SANTA FE (AP) — Gov. Bill Richardson on Saturday proposed a 1.5 percent cut in education spending as New Mexico lawmakers during a special legislative session decide how to backfill a $650 million hole in this year’s state budget.

The proposal to cut public schools and colleges by at least $40 million was a turnabout for the governor, who had previously said he didn’t want to touch education.

He said the revision reflected the state’s “new budget realities.”

The revenue shortfall is now projected at $650 million. Just weeks ago, it was thought to be $400 million for the fiscal year that began July 1.

“Cuts must include safeguards that classrooms, kids and teachers will not be affected,” Richardson said in a statement.

He did not elaborate, but a spokeswoman in his office said later that administrative costs was one example of possible cuts.

The special legislative session that began Saturday promised to turn into a pitched battle over how to balance this year’s $5.5 billion budget.

“It’s going to be ugly, any way we go … the problem is of such a large magnitude,” said Senate Finance Chairman John Arthur Smith, a Democrat from Deming.

The education community said even a 1.5 percent cut was unacceptable.

Teachers, administrators, parents and school board members packed the Senate and House galleries, and youngsters toting red balloons marched around the Capitol yelling, “Don’t cut education.”

“They absolutely have to listen to this, or their heads are in the sand,” said Christine Trujillo, president of the American Federation of Teachers-New Mexico.

Richardson made it clear in his official proclamation for the session that he doesn’t want lawmakers to consider tax changes, which he said would have little effect on the current budget year.
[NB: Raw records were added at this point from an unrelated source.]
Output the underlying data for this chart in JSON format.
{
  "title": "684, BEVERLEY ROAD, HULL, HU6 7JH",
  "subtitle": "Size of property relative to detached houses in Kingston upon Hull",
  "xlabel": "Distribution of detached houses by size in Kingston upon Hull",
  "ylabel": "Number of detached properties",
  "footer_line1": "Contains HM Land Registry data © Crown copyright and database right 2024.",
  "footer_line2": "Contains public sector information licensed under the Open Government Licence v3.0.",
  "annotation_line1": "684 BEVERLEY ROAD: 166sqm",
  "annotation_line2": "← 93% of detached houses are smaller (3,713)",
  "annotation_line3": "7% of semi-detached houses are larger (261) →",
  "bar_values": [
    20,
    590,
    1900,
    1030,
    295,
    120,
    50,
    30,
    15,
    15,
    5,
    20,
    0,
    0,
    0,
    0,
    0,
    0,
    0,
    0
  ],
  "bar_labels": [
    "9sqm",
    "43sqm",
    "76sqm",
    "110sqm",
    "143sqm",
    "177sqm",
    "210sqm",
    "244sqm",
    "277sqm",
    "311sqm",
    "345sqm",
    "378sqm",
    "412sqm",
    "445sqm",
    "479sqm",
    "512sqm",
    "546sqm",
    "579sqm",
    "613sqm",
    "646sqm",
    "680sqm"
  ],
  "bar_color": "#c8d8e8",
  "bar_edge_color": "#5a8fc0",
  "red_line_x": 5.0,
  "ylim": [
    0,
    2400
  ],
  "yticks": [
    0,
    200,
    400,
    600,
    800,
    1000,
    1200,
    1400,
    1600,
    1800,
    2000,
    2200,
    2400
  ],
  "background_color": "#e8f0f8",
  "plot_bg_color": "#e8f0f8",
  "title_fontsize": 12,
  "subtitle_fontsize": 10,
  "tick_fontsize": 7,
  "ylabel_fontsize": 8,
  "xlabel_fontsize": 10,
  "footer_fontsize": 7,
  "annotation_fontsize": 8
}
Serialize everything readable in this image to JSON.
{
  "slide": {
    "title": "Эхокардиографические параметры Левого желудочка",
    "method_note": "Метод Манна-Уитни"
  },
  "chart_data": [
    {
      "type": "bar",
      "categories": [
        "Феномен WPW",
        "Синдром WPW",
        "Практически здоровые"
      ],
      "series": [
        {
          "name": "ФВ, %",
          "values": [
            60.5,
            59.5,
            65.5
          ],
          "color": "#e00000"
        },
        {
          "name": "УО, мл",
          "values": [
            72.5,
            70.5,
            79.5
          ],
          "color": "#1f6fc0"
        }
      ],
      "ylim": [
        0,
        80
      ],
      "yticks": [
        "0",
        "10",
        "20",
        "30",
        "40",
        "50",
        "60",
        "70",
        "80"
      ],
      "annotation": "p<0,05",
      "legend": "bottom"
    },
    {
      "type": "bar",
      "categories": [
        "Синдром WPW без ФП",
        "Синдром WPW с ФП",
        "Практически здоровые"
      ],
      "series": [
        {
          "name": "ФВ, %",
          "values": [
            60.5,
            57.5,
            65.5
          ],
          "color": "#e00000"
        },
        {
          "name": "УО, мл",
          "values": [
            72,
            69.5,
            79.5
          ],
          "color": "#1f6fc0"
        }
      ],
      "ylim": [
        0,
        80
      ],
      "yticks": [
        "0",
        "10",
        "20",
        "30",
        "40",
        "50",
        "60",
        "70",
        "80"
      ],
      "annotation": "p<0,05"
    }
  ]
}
That issue can wait until the regular legislative session in January, he said.

Legislative leaders have agreed with that position, but some lawmakers are pushing ahead anyway with tax proposals.

They introduced a flurry of bills that included raising taxes on tobacco and alcohol and hiking income taxes for the state’s wealthiest residents.
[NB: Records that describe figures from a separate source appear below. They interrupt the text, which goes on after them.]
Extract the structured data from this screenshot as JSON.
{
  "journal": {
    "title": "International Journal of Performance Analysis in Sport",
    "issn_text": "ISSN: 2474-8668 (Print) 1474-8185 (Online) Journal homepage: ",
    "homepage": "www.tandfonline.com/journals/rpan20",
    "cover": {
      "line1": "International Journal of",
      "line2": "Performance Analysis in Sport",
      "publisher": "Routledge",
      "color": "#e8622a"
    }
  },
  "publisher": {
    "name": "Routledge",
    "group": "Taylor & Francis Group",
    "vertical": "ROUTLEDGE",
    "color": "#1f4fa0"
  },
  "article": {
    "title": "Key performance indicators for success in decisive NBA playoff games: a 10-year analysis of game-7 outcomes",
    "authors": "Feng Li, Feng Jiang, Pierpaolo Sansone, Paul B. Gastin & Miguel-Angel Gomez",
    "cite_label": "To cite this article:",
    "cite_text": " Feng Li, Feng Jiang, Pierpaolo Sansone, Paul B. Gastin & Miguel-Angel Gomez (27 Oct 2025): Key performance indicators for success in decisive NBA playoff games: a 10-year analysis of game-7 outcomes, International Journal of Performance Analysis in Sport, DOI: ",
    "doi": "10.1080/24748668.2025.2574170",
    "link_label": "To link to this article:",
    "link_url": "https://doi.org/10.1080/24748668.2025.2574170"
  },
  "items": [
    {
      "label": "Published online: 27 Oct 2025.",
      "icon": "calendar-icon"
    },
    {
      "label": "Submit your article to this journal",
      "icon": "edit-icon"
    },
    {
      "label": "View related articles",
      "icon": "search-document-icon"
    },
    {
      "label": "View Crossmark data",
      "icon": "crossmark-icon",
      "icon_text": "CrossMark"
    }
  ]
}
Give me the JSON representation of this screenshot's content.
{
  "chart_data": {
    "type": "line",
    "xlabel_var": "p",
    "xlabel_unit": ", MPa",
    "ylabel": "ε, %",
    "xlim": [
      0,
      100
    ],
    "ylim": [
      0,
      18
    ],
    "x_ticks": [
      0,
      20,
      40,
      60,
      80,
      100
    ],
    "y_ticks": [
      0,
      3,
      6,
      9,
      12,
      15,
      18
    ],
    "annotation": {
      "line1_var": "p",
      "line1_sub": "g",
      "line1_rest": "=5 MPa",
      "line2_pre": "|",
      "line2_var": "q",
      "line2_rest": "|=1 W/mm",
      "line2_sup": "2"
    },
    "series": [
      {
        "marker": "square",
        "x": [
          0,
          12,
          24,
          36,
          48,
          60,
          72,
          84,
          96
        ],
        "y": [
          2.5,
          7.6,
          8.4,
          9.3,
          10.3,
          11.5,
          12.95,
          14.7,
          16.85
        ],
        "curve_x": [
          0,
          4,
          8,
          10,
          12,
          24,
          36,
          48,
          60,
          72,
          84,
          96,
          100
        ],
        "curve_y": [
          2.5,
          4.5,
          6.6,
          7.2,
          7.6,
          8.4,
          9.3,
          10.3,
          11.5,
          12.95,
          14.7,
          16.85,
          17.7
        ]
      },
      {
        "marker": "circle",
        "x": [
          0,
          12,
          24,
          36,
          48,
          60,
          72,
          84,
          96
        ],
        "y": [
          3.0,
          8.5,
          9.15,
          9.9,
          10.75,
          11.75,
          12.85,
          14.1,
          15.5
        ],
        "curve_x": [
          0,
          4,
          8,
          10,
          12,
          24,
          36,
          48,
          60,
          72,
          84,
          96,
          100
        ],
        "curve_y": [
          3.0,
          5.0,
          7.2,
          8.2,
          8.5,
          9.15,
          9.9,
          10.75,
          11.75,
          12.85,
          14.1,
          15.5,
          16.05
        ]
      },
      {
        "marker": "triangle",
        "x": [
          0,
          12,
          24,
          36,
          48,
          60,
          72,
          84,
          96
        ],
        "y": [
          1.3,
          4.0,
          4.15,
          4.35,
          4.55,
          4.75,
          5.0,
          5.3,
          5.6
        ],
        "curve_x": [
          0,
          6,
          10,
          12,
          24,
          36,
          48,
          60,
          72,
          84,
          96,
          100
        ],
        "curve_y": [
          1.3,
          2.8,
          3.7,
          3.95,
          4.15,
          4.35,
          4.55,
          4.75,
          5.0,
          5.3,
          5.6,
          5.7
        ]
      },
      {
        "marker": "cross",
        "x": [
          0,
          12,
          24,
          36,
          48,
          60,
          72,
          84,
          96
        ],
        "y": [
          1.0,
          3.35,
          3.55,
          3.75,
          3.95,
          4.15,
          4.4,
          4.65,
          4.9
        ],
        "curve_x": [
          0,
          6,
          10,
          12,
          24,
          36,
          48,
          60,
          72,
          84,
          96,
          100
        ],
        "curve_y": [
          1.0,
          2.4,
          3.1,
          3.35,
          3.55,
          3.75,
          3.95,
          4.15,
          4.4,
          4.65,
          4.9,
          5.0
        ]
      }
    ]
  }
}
A fight was looming over whether the Legislature has the authority to consider tax increases in light of the governor’s edict in the proclamation that legislation to fix the budget problem “shall not include” tax measures.
Some senators who favor tax hikes suggested he had overstepped his authority in telling lawmakers what not to do.

Majority Leader Michael Sanchez, D-Belen, said the Senate was reviewing the limitations set by the governor to determine whether they left the Legislature enough leeway to “carry out its constitutional duty” to address the budget issues.
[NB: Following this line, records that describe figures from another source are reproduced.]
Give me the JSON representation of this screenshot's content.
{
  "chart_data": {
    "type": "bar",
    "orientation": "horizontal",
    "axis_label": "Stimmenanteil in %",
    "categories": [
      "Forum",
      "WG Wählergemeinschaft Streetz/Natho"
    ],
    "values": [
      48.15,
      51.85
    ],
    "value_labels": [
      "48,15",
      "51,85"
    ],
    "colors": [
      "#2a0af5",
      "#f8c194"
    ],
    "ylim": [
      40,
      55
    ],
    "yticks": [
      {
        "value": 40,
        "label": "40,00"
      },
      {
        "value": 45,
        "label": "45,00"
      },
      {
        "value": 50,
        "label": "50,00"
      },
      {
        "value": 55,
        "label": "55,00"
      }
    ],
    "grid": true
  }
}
The proposed 1.5 percent education cut was part of a broader set of proposals from the governor that also included cutting agency spending by 3.5 percent but avoided layoffs and furloughs.

Ava White, a 16-year-old junior at Highland High School in Albuquerque, said she was concerned that cutting school budgets would result in larger classes.

She said students already are crowded together at tables and sharing books.

“It’s really hard to learn when somebody’s breathing down your neck,” she said.